Miefa encarou Helena que parecia uns 50 anos mais jovem do que a doutora que ela conhecia, depois olhou para os olhos violetas furiosos de Locke e começou a falar.
- Então conseguiu deduzir que eu sou da família real dos Alterizan somente com o olhar? Estou impressionada. Então consegue saber que eu só estou aqui por vontade própria, não irei responder nada até você tirar as minhas dúvidas.

******

Dois dias se passaram desde que Miefa chegara na humilde casa em que moravam Locke (um garoto com o olhar ameaçador e inconfundível) e Helena (em uma versão mais jovem daquela que Miefa já conheceu).

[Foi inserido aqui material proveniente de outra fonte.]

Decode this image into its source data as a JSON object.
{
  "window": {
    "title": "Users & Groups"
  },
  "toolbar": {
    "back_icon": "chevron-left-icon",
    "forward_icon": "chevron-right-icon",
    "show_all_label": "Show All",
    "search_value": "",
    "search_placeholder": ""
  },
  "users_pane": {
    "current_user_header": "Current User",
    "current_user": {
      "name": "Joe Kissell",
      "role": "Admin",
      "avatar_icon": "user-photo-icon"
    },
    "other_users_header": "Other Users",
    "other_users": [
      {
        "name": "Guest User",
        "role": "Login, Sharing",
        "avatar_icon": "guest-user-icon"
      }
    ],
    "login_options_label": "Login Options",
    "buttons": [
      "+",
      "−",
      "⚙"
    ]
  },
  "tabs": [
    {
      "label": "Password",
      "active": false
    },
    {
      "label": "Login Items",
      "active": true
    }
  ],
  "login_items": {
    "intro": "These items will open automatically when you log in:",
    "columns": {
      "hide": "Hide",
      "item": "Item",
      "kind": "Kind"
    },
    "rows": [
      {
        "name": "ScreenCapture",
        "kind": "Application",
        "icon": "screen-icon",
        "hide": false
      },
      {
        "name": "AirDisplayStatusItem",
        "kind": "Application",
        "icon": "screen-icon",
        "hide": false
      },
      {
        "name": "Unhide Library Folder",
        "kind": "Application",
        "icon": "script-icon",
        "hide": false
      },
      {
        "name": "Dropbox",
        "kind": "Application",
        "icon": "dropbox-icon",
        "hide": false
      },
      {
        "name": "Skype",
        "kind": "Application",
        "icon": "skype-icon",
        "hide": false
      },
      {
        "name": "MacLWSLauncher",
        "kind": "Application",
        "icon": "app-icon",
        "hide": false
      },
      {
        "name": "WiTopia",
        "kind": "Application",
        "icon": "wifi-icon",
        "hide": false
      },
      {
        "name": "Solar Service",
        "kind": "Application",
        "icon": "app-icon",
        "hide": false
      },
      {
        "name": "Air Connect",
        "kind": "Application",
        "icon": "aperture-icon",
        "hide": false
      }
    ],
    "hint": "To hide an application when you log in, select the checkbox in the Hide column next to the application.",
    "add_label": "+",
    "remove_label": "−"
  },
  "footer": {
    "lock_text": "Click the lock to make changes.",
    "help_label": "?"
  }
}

Impedida de voltar para o seu reino pela teimosia do garoto magricela e pela própria curiosidade, a fada decidira observar os dois enquanto pensava em formas de tirar as informações que queria de Locke. acabou percebendo que Helena vagava pela casa com uma estranha atitude de despreocupação e alegria, por diversas vezes cantarolando umas canções familiares e outras, canções que a fada jamais ouvira, se portava de uma forma bem diferente da rígida e concentrada doutora que viveu durante anos no reino das fadas, mas tinha a certeza de que se tratava da mesma pessoa, reconheceria aqueles olhos em qualquer lugar.
- Olá querida, você aceita biscoitos com gotas de chocolate?
Disse Helena repentinamente, tirando Miefa de seus pensamentos.
- Eu jamais imaginei que você saberia fazer biscoitos, Doutora.
- Doutora? Eu? Haha que curioso, nunca pensei em ser doutora, mas com certeza eu seria cozinheira. Você sabia que para fazer biscoitos com gotas de chocolate é necessário a precisão de um cirurgião?
- Então você não faz ideia de quem eu seja? Perguntou Miefa apreensiva.
- Claro que sei, querida.
- Eu sabia! Então vam....
- Você é a namorada que meu filho trouxe para nos visitar, fico muito feliz pois Locke insiste demais em ser sozinho, estava começando a ficar preocupada que ele não fosse casar algum dia. Disse Helena com uma expressão feliz em seu rosto.
- Namorada? Filho? Você já percebeu que aparenta ter a mesma idade que aquele garoto? Como pode ser mãe dele? E por qual razão está agindo como se lhe faltasse um parafuso?
- Parafuso? Temos alguns na caixa de ferramentas, mas por que você precisaria de um agora? O biscoito vai esfriar.
Miefa viu a Doutora Helena ir em direção a bandeja de biscoitos em um andar saltitante e despreocupado, percebeu que algo de muito errado estava acontecendo e que não conseguiria informação alguma com aquela versão estranha da Doutora, se virou para ir em direção a porta e deu de cara com Locke, encostado na parede e olhando diretamente para ela.
- O que fez com a Doutora Helena? Por que ela está tão jovem e pensa ser sua mãe? Disse a fada tentando esconder a expressão de susto e surpresa.
Locke respondeu com seriedade.
- Ela não pensa ser minha mãe, ela é a minha mãe. O que eu quero saber é porque vocês fadas parecem conhecê-la tão bem? E porque fica repetindo essa besteira de doutora e versão mais jovem? Chegou a hora de respostas, fada.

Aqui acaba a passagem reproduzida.